The invention has the beneficial effects that:

(1) in the method, a region where a gesture possibly exists is determined through a pair of corner points in the extraction process of a candidate region, and a three-dimensional convolution with variable length is designed;

(2) a new action recognition network C-C3D is designed, and the video length with variable length can be processed and the meaning of the video gesture can be analyzed.

Drawings

In order to more clearly illustrate the embodiments of the present invention or the technical solutions in the prior art, the drawings used in the description of the embodiments or the prior art will be briefly described below, it is obvious that the drawings in the following description are only some embodiments of the present invention, and for those skilled in the art, other drawings can be obtained according to the drawings without creative efforts.

FIG. 1 is a simplified model diagram of a gesture recognition method based on C-C3D according to the present invention.

Detailed Description

The technical solutions in the embodiments of the present invention will be clearly and completely described below with reference to the drawings in the embodiments of the present invention, and it is obvious that the described embodiments are only a part of the embodiments of the present invention, and not all of the embodiments.

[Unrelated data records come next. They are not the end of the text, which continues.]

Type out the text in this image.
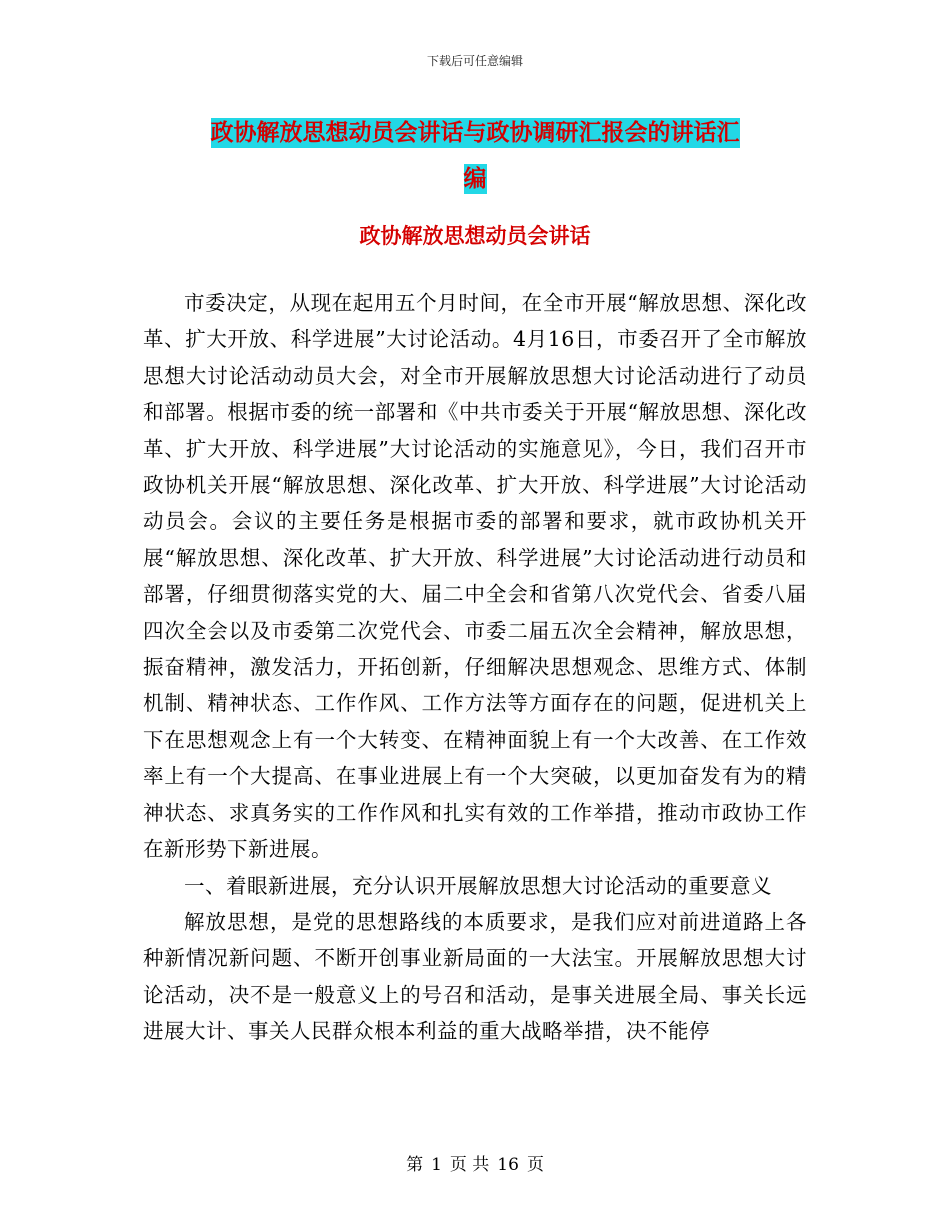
下载后可任意编辑
政协解放思想动员会讲话与政协调研汇报会的讲话汇
编
政协解放思想动员会讲话

市委决定，从现在起用五个月时间，在全市开展“解放思想、深化改革、扩大开放、科学进展”大讨论活动。4月16日，市委召开了全市解放思想大讨论活动动员大会，对全市开展解放思想大讨论活动进行了动员和部署。根据市委的统一部署和《中共市委关于开展“解放思想、深化改革、扩大开放、科学进展”大讨论活动的实施意见》，今日，我们召开市政协机关开展“解放思想、深化改革、扩大开放、科学进展”大讨论活动动员会。会议的主要任务是根据市委的部署和要求，就市政协机关开展“解放思想、深化改革、扩大开放、科学进展”大讨论活动进行动员和部署，仔细贯彻落实党的大、届二中全会和省第八次党代会、省委八届四次全会以及市委第二次党代会、市委二届五次全会精神，解放思想，振奋精神，激发活力，开拓创新，仔细解决思想观念、思维方式、体制机制、精神状态、工作作风、工作方法等方面存在的问题，促进机关上下在思想观念上有一个大转变、在精神面貌上有一个大改善、在工作效率上有一个大提高、在事业进展上有一个大突破，以更加奋发有为的精神状态、求真务实的工作作风和扎实有效的工作举措，推动市政协工作在新形势下新进展。

一、着眼新进展，充分认识开展解放思想大讨论活动的重要意义

解放思想，是党的思想路线的本质要求，是我们应对前进道路上各种新情况新问题、不断开创事业新局面的一大法宝。开展解放思想大讨论活动，决不是一般意义上的号召和活动，是事关进展全局、事关长远进展大计、事关人民群众根本利益的重大战略举措，决不能停

第 1 页 共 16 页
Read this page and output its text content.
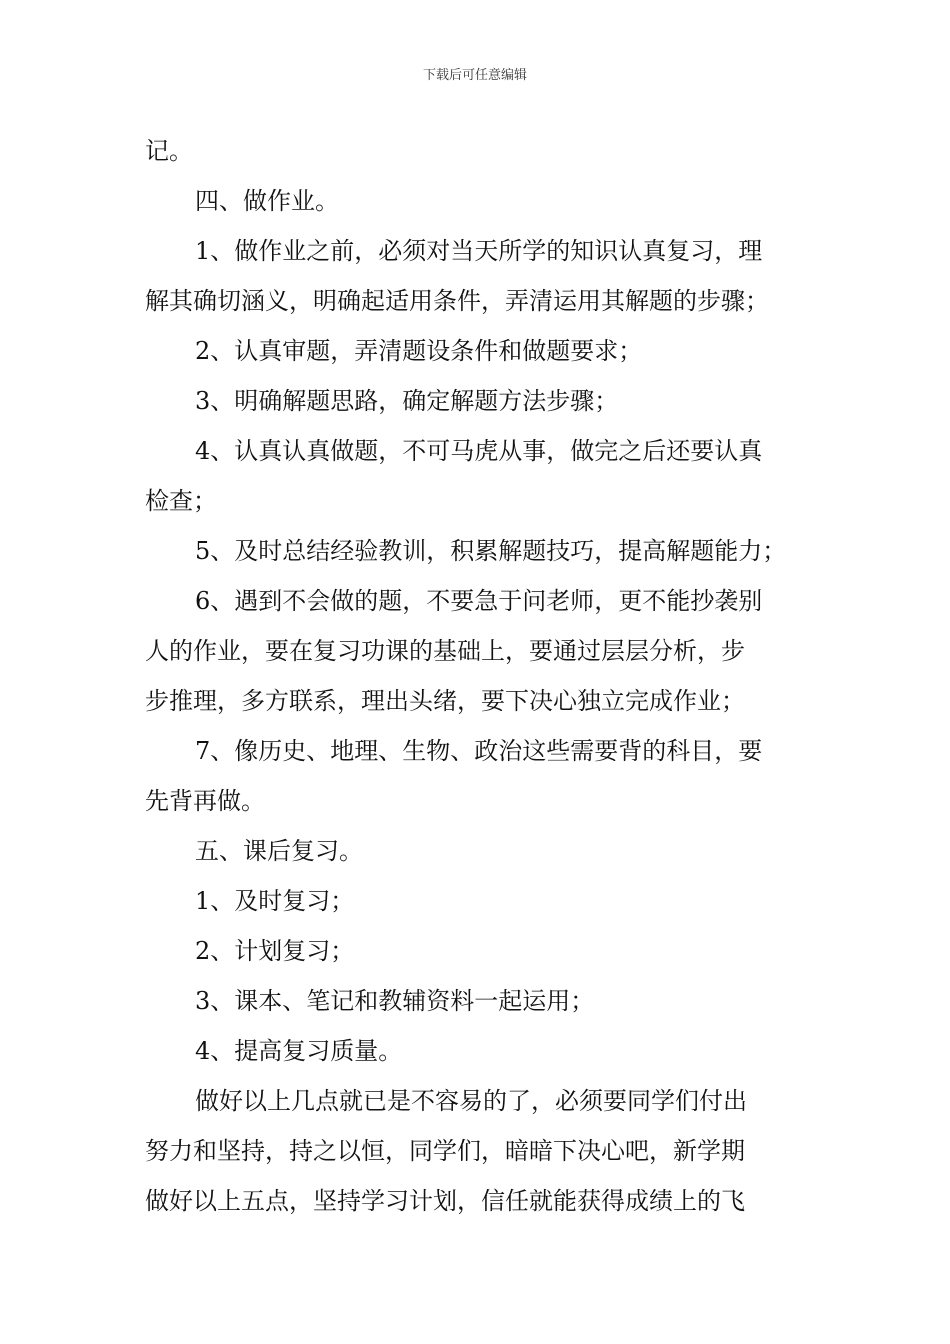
下载后可任意编辑
记。
四、做作业。
1、做作业之前，必须对当天所学的知识认真复习，理
解其确切涵义，明确起适用条件，弄清运用其解题的步骤；
2、认真审题，弄清题设条件和做题要求；
3、明确解题思路，确定解题方法步骤；
4、认真认真做题，不可马虎从事，做完之后还要认真
检查；
5、及时总结经验教训，积累解题技巧，提高解题能力；
6、遇到不会做的题，不要急于问老师，更不能抄袭别
人的作业，要在复习功课的基础上，要通过层层分析，步
步推理，多方联系，理出头绪，要下决心独立完成作业；
7、像历史、地理、生物、政治这些需要背的科目，要
先背再做。
五、课后复习。
1、及时复习；
2、计划复习；
3、课本、笔记和教辅资料一起运用；
4、提高复习质量。
做好以上几点就已是不容易的了，必须要同学们付出
努力和坚持，持之以恒，同学们，暗暗下决心吧，新学期
做好以上五点，坚持学习计划，信任就能获得成绩上的飞
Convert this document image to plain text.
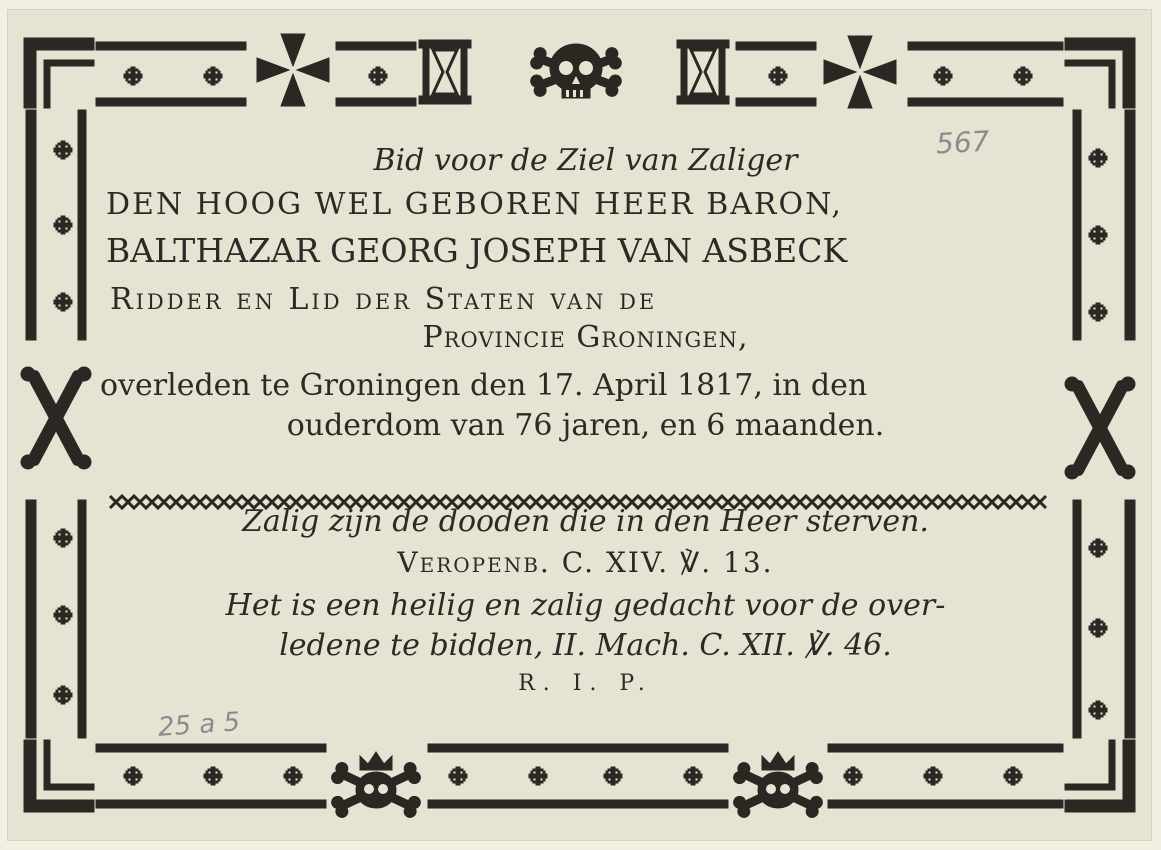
Bid voor de Ziel van Zaliger
DEN HOOG WEL GEBOREN HEER BARON,
BALTHAZAR GEORG JOSEPH VAN ASBECK
Ridder en Lid der Staten van de
Provincie Groningen,
overleden te Groningen den 17. April 1817, in den
ouderdom van 76 jaren, en 6 maanden.
Zalig zijn de dooden die in den Heer sterven.
Veropenb. C. XIV. ℣. 13.
Het is een heilig en zalig gedacht voor de over-
ledene te bidden, II. Mach. C. XII. ℣. 46.
R. I. P.
567
25 a 5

All other embodiments, which can be derived by a person skilled in the art from the embodiments given herein without making any creative effort, shall fall within the protection scope of the present invention.

As shown in FIG. 1, the sign language recognition method model diagram based on C-C3D is divided into three parts, namely a feature extraction sub-network, a candidate region generation sub-network and a candidate region classification regression sub-network.

The following describes a specific flow of the sign language recognition method based on C-C3D in detail:

The gesture recognition method based on C-C3D provided by the invention is characterized in that a C3D network is taken as a main feature extraction network, a time sequence candidate frame is defined through a pair of corner points, a variable-length three-dimensional convolution kernel is designed, and gesture actions are recognized in a time sequence candidate frame classification regression sub-network.

The above description is only for the purpose of illustrating the preferred embodiments of the present invention and is not to be construed as limiting the invention, and any modifications, equivalents, improvements and the like that fall within the spirit and principle of the present invention are intended to be included therein.

Claims

1. A gesture recognition method based on C-C3D is characterized in that a C3D network is used as a main feature extraction network, a time sequence candidate box is defined through a pair of corner points, a variable-length three-dimensional convolution kernel is designed, and gesture actions are recognized in a time sequence candidate box classification regression sub-network, and the method comprises the following steps:

step (3), the C-C3D time sequence candidate frame classification regression sub-network selects a candidate region from the time sequence candidate frame extraction sub-network, extracts a feature with a fixed size in the selected candidate region, and performs category judgment and time sequence frame regression on the candidate region on the basis of the feature;

and (4) combining the time sequence candidate frame extraction sub-network and the classification regression sub-network, and combining the classification and the regression to jointly form a loss function.